Thursday, May 12, 2016

Replacement replenishment vessels

HMAS Sirius conducts a dual Replenishment at Sea with HMA Ships Arunta and Stuart as they sail home to Australia across the Java Sea, after completing a North East Asia Deployment. (photo: ABIS Kayla Hayes)
HMAS Sirius conducts a dual Replenishment at Sea with HMA Ships Arunta and Stuart as they sail home to Australia across the Java Sea, after completing a North East Asia Deployment.
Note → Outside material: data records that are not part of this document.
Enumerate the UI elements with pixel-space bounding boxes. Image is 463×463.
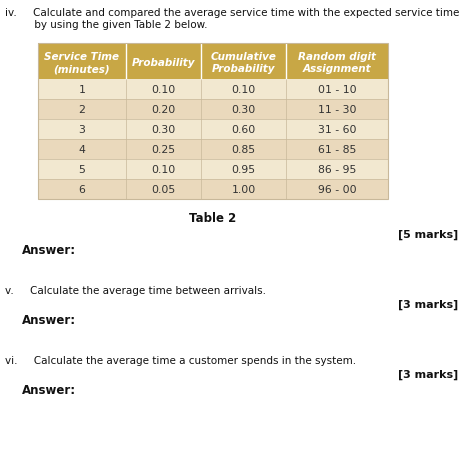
- Text: Probability: Probability: [132, 58, 195, 68]
- Text: 0.10: 0.10: [151, 165, 175, 175]
- Text: [3 marks]: [3 marks]: [398, 369, 458, 380]
- Text: 0.10: 0.10: [151, 85, 175, 95]
- Text: 1.00: 1.00: [232, 185, 256, 194]
- Text: 4: 4: [79, 144, 86, 155]
- Text: 5: 5: [79, 165, 86, 175]
- Text: 0.25: 0.25: [151, 144, 175, 155]
- Text: 96 - 00: 96 - 00: [318, 185, 357, 194]
- Text: 61 - 85: 61 - 85: [318, 144, 356, 155]
- Text: 0.20: 0.20: [151, 105, 175, 115]
- Bar: [38, 120, 388, 140]
- Text: 0.60: 0.60: [232, 125, 256, 135]
- Text: 1: 1: [79, 85, 86, 95]
- Text: [5 marks]: [5 marks]: [398, 230, 458, 240]
- Text: 0.10: 0.10: [232, 85, 256, 95]
- Bar: [38, 140, 388, 160]
- Text: Cumulative
Probability: Cumulative Probability: [211, 52, 276, 74]
- Text: 0.30: 0.30: [232, 105, 256, 115]
- Text: 0.95: 0.95: [232, 165, 256, 175]
- Bar: [38, 100, 388, 120]
- Bar: [38, 80, 388, 100]
- Text: 11 - 30: 11 - 30: [318, 105, 356, 115]
- Text: 01 - 10: 01 - 10: [318, 85, 357, 95]
- Text: 86 - 95: 86 - 95: [318, 165, 356, 175]
- Text: 3: 3: [79, 125, 86, 135]
- Text: by using the given Table 2 below.: by using the given Table 2 below.: [5, 20, 207, 30]
- Text: Service Time
(minutes): Service Time (minutes): [44, 52, 119, 74]
- Bar: [38, 160, 388, 180]
- Bar: [38, 44, 388, 200]
- Text: vi.     Calculate the average time a customer spends in the system.: vi. Calculate the average time a custome…: [5, 355, 356, 365]
- Text: Random digit
Assignment: Random digit Assignment: [298, 52, 376, 74]
- Text: 2: 2: [79, 105, 86, 115]
- Text: 0.85: 0.85: [232, 144, 256, 155]
- Bar: [38, 180, 388, 200]
- Text: [3 marks]: [3 marks]: [398, 300, 458, 310]
- Text: 31 - 60: 31 - 60: [318, 125, 356, 135]
- Text: Answer:: Answer:: [22, 244, 76, 257]
- Text: v.     Calculate the average time between arrivals.: v. Calculate the average time between ar…: [5, 285, 266, 295]
- Bar: [38, 44, 388, 80]
- Text: Table 2: Table 2: [189, 212, 237, 225]
- Text: 6: 6: [79, 185, 86, 194]
- Text: 0.05: 0.05: [151, 185, 175, 194]
- Text: 0.30: 0.30: [151, 125, 175, 135]
- Text: iv.     Calculate and compared the average service time with the expected servic: iv. Calculate and compared the average s…: [5, 8, 459, 18]
- Text: Answer:: Answer:: [22, 383, 76, 396]
- Text: Answer:: Answer:: [22, 313, 76, 326]
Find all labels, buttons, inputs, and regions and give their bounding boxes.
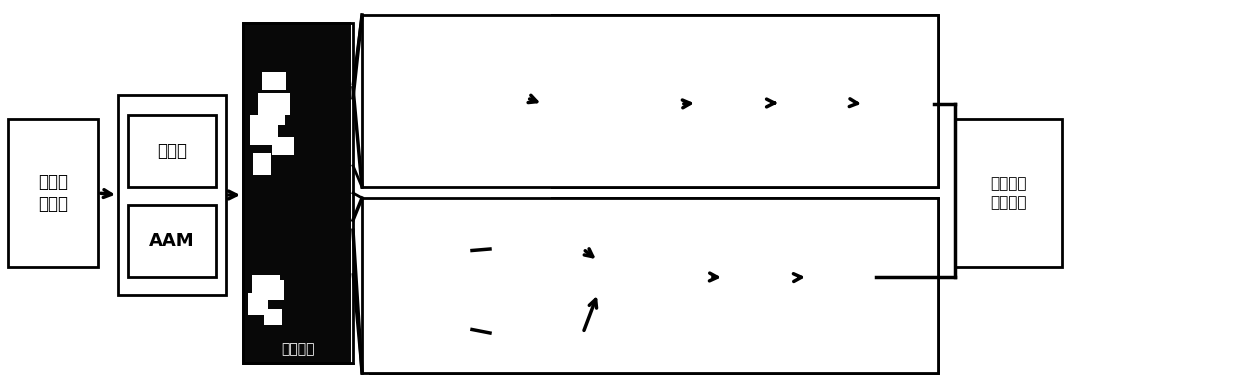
Bar (461, 42, 479, 72)
Bar (262, 72, 286, 90)
Bar (357, 193, 370, 378)
Bar (253, 153, 272, 175)
Text: AAM: AAM (149, 232, 195, 250)
Text: 面瘫分
级评估: 面瘫分 级评估 (830, 261, 854, 293)
Text: 疑似患
者视频: 疑似患 者视频 (38, 173, 68, 213)
Bar (118, 95, 226, 295)
Bar (265, 100, 285, 125)
Bar (490, 309, 583, 357)
Bar (697, 73, 769, 133)
Text: 纹理特征差异
（左-右）特征: 纹理特征差异 （左-右）特征 (584, 88, 640, 120)
Bar (250, 115, 278, 145)
Bar (489, 99, 503, 127)
Text: 光流差异
（左-右）: 光流差异 （左-右） (635, 261, 673, 293)
Bar (387, 225, 487, 300)
Text: SVM: SVM (799, 95, 836, 110)
Bar (362, 198, 937, 373)
Bar (427, 318, 446, 332)
Bar (374, 258, 396, 283)
Bar (258, 93, 290, 115)
Bar (422, 336, 446, 358)
Text: PCA: PCA (715, 95, 750, 110)
Bar (377, 236, 402, 256)
Bar (128, 115, 216, 187)
Bar (248, 293, 268, 315)
Bar (252, 275, 280, 293)
Bar (272, 137, 294, 155)
Bar (453, 120, 480, 168)
Bar (955, 119, 1061, 267)
Bar (450, 26, 525, 170)
Text: LSTM: LSTM (739, 271, 781, 285)
Text: 光流信息: 光流信息 (520, 326, 553, 340)
Bar (455, 74, 477, 116)
Bar (481, 134, 498, 166)
Bar (397, 334, 417, 354)
Bar (391, 219, 408, 233)
Text: 面瘫分
级评估: 面瘫分 级评估 (887, 88, 911, 120)
Bar (724, 250, 796, 305)
Bar (351, 0, 551, 363)
Bar (268, 280, 284, 300)
Bar (864, 48, 934, 160)
Bar (382, 221, 482, 296)
Bar (362, 198, 937, 373)
Bar (362, 15, 937, 187)
Bar (264, 309, 281, 325)
Text: 预处理: 预处理 (157, 142, 187, 160)
Bar (377, 217, 477, 292)
Bar (379, 320, 408, 336)
Bar (781, 73, 853, 133)
Text: 光流信息: 光流信息 (520, 242, 553, 256)
Bar (808, 232, 875, 322)
Bar (374, 339, 410, 357)
Bar (357, 10, 370, 192)
Bar (372, 297, 472, 362)
Bar (243, 23, 353, 363)
Bar (598, 232, 711, 322)
Bar (372, 24, 527, 172)
Bar (128, 205, 216, 277)
Bar (362, 15, 937, 187)
Bar (392, 229, 492, 304)
Bar (543, 48, 681, 160)
Text: 面瘫分级
综合评估: 面瘫分级 综合评估 (991, 176, 1027, 210)
Bar (243, 23, 353, 363)
Bar (490, 225, 583, 273)
Bar (7, 119, 98, 267)
Bar (374, 26, 448, 170)
Bar (372, 213, 472, 288)
Text: 区域分割: 区域分割 (281, 342, 315, 356)
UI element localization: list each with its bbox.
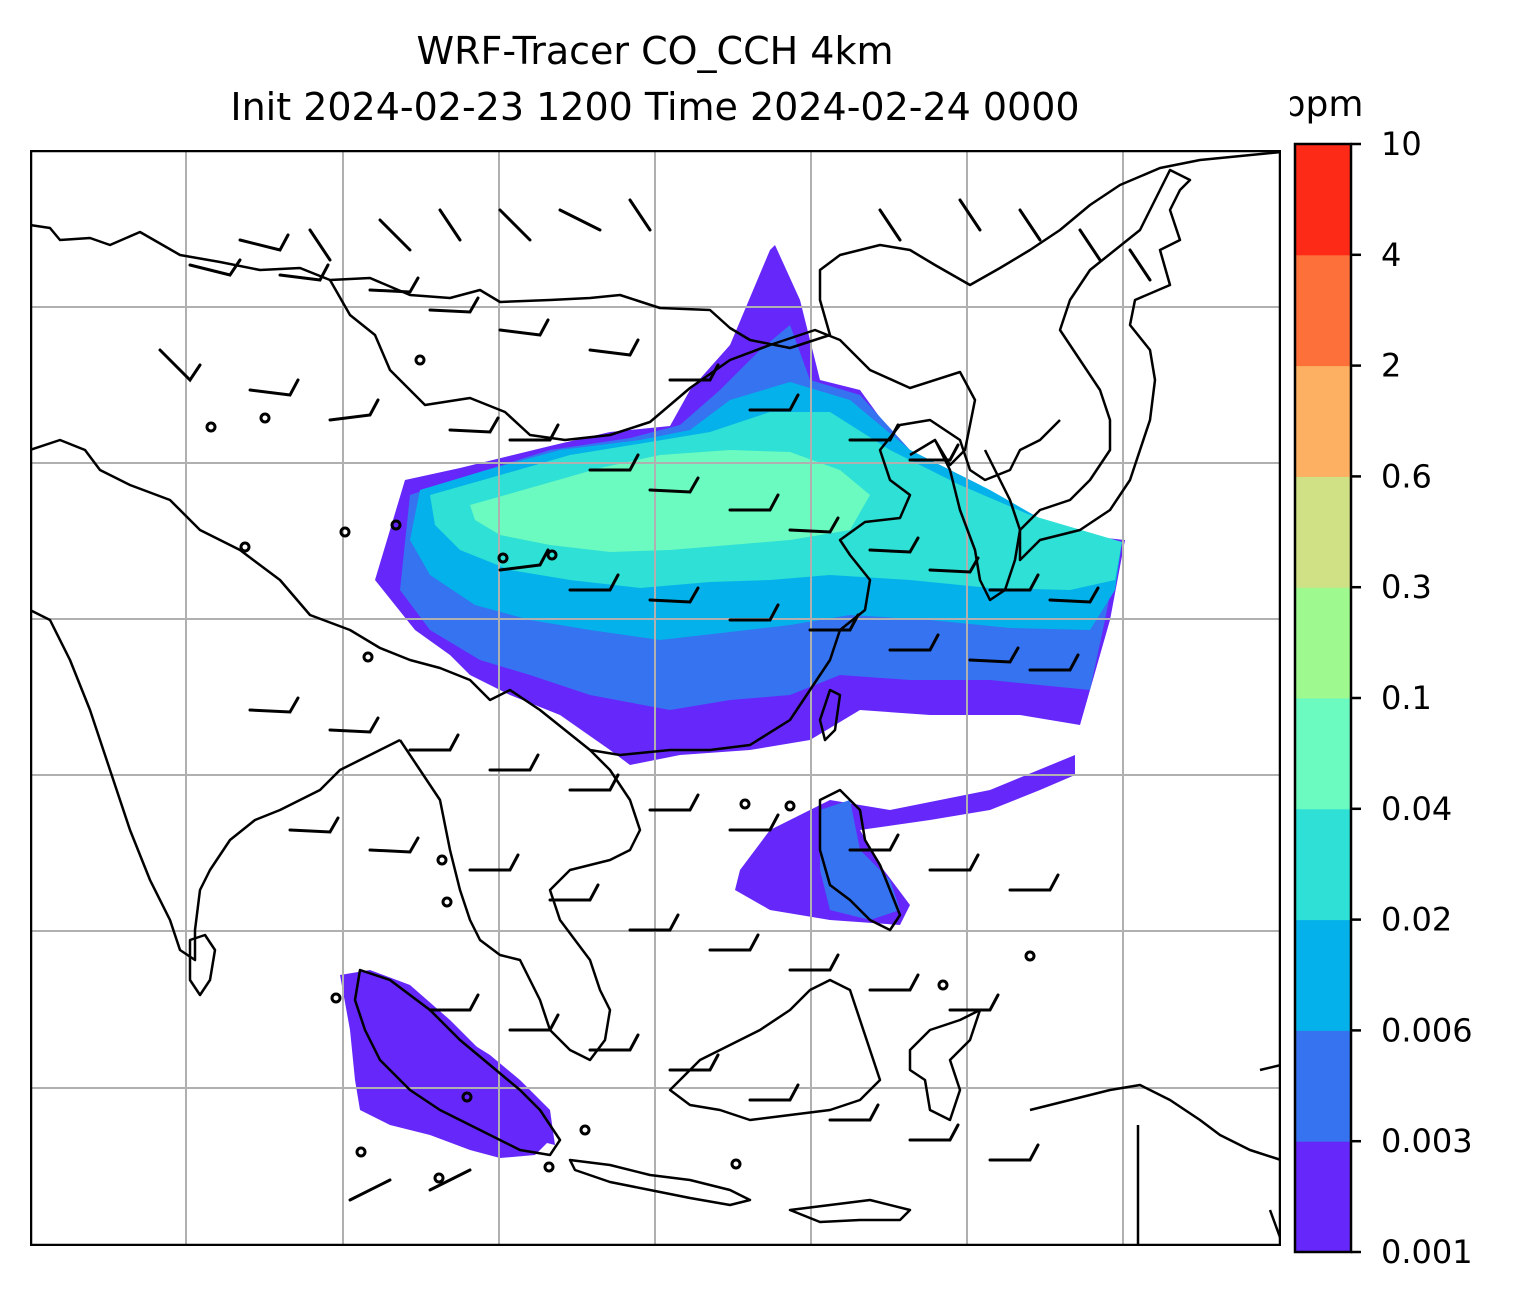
calm-circle bbox=[436, 854, 448, 866]
calm-circle bbox=[239, 541, 251, 553]
calm-circle bbox=[1024, 950, 1036, 962]
colorbar-tick-label: 10 bbox=[1381, 125, 1422, 163]
calm-circle bbox=[441, 896, 453, 908]
colorbar: ppm 0.001 0.003 0.006 0.02 0.04 0.1 0.3 0.6 2 4 10 bbox=[1290, 84, 1473, 1271]
chart-title-line2: Init 2024-02-23 1200 Time 2024-02-24 000… bbox=[230, 85, 1080, 129]
wind-barbs bbox=[158, 198, 1152, 1202]
coastlines bbox=[30, 150, 1281, 1246]
coast-borneo bbox=[668, 978, 882, 1122]
colorbar-tick-label: 0.3 bbox=[1381, 568, 1432, 606]
colorbar-tick-label: 0.1 bbox=[1381, 679, 1432, 717]
coast-java bbox=[568, 1158, 752, 1207]
calm-circle bbox=[433, 1172, 445, 1184]
coast-sumatra bbox=[353, 968, 562, 1157]
calm-circle bbox=[543, 1161, 555, 1173]
border-mongolia-china bbox=[328, 279, 977, 467]
colorbar-segments bbox=[1295, 144, 1351, 1253]
coast-sulawesi bbox=[908, 1008, 982, 1122]
border-china-southwest bbox=[30, 438, 671, 757]
calm-circle bbox=[937, 979, 949, 991]
plume-main-layer5 bbox=[470, 450, 870, 552]
calm-circle bbox=[461, 1091, 473, 1103]
chart-title-line1: WRF-Tracer CO_CCH 4km bbox=[416, 29, 894, 73]
colorbar-tick-label: 0.6 bbox=[1381, 457, 1432, 495]
calm-circle bbox=[739, 798, 751, 810]
colorbar-unit-label: ppm bbox=[1290, 84, 1363, 125]
colorbar-segment bbox=[1295, 698, 1351, 810]
map-gridlines bbox=[30, 150, 1281, 1246]
coast-japan bbox=[1018, 168, 1192, 562]
coast-new-guinea bbox=[1029, 1083, 1281, 1162]
calm-circle bbox=[414, 354, 426, 366]
colorbar-tick-label: 0.04 bbox=[1381, 790, 1452, 828]
colorbar-tick-label: 2 bbox=[1381, 347, 1401, 385]
map-panel bbox=[30, 150, 1281, 1246]
calm-circle bbox=[259, 412, 271, 424]
coast-east-edge bbox=[1259, 1063, 1281, 1241]
tracer-plume-layer bbox=[340, 245, 1125, 1158]
calm-circle bbox=[730, 1158, 742, 1170]
coast-central-asia-north bbox=[30, 150, 1281, 350]
calm-circle bbox=[330, 992, 342, 1004]
plume-philippines-core bbox=[820, 800, 900, 920]
calm-circle bbox=[546, 549, 558, 561]
coast-sri-lanka bbox=[188, 933, 217, 997]
plume-sumatra bbox=[340, 970, 550, 1158]
calm-circle bbox=[579, 1124, 591, 1136]
colorbar-tick-label: 0.001 bbox=[1381, 1233, 1473, 1271]
calm-circle bbox=[362, 651, 374, 663]
colorbar-tick-label: 0.003 bbox=[1381, 1122, 1473, 1160]
colorbar-border bbox=[1293, 142, 1353, 1254]
colorbar-segment bbox=[1295, 254, 1351, 367]
colorbar-tick-label: 0.006 bbox=[1381, 1011, 1473, 1049]
coast-philippines bbox=[818, 788, 902, 932]
colorbar-segment bbox=[1295, 587, 1351, 699]
calm-circle bbox=[497, 552, 509, 564]
colorbar-segment bbox=[1295, 1141, 1351, 1253]
colorbar-ticks: 0.001 0.003 0.006 0.02 0.04 0.1 0.3 0.6 2 4 10 bbox=[1351, 125, 1473, 1271]
colorbar-segment bbox=[1295, 1030, 1351, 1142]
colorbar-segment bbox=[1295, 808, 1351, 921]
calm-circle bbox=[339, 526, 351, 538]
coast-taiwan bbox=[818, 688, 842, 742]
coast-timor bbox=[788, 1198, 912, 1224]
colorbar-tick-label: 0.02 bbox=[1381, 901, 1452, 939]
coast-india bbox=[30, 608, 401, 962]
colorbar-segment bbox=[1295, 919, 1351, 1031]
coast-korea bbox=[933, 439, 1022, 602]
coast-china-east bbox=[670, 418, 1061, 752]
plume-south-china-sea bbox=[735, 755, 1075, 925]
colorbar-segment bbox=[1295, 476, 1351, 588]
calm-circles bbox=[205, 354, 1036, 1184]
calm-circle bbox=[355, 1146, 367, 1158]
calm-circle bbox=[390, 519, 402, 531]
colorbar-segment bbox=[1295, 365, 1351, 477]
calm-circle bbox=[784, 800, 796, 812]
map-frame-border bbox=[30, 150, 1281, 1246]
colorbar-tick-label: 4 bbox=[1381, 236, 1401, 274]
calm-circle bbox=[205, 421, 217, 433]
colorbar-segment bbox=[1295, 144, 1351, 256]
May 6, 2016 - The Government has signed contracts with Navantia S.A. to build Australia’s two replacement replenishment ships, avoiding a critical capability gap.
Australia’s current supply ship HMAS Success will reach its end of life in 2021 and needs to be replaced as a matter of priority.
As part of the $640 million contract with Navantia more than $130 million will go to Australian industry.
Local industry activity will include Combat and Communication Systems integration, Integrated Logistics Support, and elements of the onboard cranes.
In addition, an initial $250 million, five-year sustainment contract also signed with Navantia will be undertaken in Australia.
The Turnbull Government is committed to a continuous build of major naval surface ships in Adelaide beginning with the 12 Offshore Patrol Vessels (OPVs) in 2018 and the nine Future Frigates in 2020. The 12 Future Submarines will also be built in Adelaide. Together these programs will secure more than 3600 jobs in the shipbuilding industry and thousands more across the supply chain.
Australian shipyards simply do not have the capacity to complete the replenishment vessels in the required time and a local build would delay the OPVs, Future Frigates and Future Submarines thereby risking those jobs and capability.
The Government has also signed a $280 million contract with Austal to construct up to 21 steel-hulled Pacific Patrol Boats in Western Australia. Support and sustainment of the boats will be conducted in Cairns, Queensland, and is estimated at more than $400 million across the life of the vessels.
The Coalition Government’s demonstrated commitment to the Australian shipbuilding industry is in stark contrast to the inaction of the Labor Party, whereby they failed to commission even one naval ship from an Australian shipyard during six years in power.